The ad itself resembles one of those spammy chain mail threads we all got forwarded back in 2007 -- except it’s much more emotional and insidious.

It’s not the first time this has happened -- it turns out this marketing tactic has been circulating for years. Back in 2018, VICE reported that “skinny tea” marketers had stolen a fetish model’s photos and used them in a similar thread.  

The thread, which targets young girls, masks itself as a young woman in distress. It isn’t immediately obvious that the thread is fake, and the link is well hidden -- so far it’s racked up over 3,800 retweets, 447 quote tweets, and 13,400 likes. To avoid being called out, only people following the account can reply. 

But it’s not long before the thread author starts suggesting losing weight will solve their problems and make them happier. And, most importantly of all, the slip in a link to their website.

As if it isn’t already obvious enough that the entire purpose of the account is to shill diet pills, the profile even links out to a diet pill website.

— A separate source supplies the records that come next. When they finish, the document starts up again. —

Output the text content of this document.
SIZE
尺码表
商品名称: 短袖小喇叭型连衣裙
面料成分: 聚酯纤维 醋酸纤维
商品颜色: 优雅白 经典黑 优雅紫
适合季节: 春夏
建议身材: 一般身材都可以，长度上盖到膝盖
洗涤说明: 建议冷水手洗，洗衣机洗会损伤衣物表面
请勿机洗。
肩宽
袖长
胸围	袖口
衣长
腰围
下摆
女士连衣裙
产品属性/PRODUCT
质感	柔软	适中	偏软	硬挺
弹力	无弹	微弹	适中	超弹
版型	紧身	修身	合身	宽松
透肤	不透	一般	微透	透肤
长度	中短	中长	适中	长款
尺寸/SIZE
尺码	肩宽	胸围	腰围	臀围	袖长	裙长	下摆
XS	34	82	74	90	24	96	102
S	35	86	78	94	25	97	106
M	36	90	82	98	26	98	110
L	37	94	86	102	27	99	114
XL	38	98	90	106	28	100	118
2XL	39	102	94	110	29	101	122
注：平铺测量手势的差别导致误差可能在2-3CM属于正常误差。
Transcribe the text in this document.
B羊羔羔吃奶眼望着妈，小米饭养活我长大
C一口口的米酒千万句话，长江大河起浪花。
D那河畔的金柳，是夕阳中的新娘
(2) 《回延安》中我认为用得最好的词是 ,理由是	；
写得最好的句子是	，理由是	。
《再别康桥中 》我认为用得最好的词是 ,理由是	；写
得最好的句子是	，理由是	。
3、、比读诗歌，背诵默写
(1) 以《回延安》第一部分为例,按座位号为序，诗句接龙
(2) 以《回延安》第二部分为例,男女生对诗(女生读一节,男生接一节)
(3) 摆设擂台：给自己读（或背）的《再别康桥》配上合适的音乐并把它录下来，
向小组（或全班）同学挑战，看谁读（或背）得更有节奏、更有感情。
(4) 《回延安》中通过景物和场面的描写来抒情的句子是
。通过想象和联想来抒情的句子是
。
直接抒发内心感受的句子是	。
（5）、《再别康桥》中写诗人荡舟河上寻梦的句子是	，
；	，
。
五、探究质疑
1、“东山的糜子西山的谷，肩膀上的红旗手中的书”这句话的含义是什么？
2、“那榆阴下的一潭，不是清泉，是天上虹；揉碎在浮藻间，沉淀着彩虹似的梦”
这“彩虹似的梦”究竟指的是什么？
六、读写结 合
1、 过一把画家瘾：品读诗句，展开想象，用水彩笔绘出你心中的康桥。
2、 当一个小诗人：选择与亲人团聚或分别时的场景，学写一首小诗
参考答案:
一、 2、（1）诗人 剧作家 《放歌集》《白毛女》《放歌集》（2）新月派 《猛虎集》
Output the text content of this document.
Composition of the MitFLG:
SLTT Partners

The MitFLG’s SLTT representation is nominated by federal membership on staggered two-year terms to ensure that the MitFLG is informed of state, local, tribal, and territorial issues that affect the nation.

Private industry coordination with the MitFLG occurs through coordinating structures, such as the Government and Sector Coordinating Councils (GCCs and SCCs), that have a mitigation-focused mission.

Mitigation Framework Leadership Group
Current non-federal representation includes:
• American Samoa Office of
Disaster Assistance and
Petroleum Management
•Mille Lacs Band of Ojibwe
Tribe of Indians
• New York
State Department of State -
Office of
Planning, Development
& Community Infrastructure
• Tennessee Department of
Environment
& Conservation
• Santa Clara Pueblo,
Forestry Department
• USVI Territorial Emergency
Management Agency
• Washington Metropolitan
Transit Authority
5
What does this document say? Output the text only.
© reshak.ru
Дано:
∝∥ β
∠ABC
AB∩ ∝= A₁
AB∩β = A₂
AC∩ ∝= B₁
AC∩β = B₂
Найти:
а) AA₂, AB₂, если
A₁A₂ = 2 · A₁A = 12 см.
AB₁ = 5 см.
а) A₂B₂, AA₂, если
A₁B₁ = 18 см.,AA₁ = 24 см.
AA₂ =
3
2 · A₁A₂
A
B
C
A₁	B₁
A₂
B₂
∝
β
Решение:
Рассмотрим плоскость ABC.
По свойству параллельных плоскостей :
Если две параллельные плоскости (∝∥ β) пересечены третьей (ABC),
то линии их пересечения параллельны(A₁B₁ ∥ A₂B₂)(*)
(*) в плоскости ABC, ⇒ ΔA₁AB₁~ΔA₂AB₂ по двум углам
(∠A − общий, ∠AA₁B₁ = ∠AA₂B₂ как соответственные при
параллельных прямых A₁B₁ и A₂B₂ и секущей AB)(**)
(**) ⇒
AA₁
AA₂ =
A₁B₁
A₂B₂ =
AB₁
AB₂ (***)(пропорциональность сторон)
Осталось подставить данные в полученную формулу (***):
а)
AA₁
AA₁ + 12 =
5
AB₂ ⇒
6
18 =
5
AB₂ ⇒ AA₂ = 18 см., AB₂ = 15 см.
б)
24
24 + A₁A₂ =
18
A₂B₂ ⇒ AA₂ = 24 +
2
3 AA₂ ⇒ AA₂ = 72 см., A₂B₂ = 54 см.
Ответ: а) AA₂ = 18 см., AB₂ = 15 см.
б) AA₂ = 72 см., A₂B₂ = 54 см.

According to the domain name search tool, the website was registered on 24 March 2020. The registrant information remains private: 

There are tons of other accounts retweeting this and promoting this tweet. Some of these accounts seem genuine, but most are other fake accounts with pictures of other young girls, likely created by the same organisation:

This marketing scam has been going on for years. Back in 2015, a single individual was found to have created over 750,000 fake Twitter accounts to peddle Green Coffee Bean Extract (you guessed it -- another type of diet pill!). 

Over five years later, it looks like the tactic is still holding strong.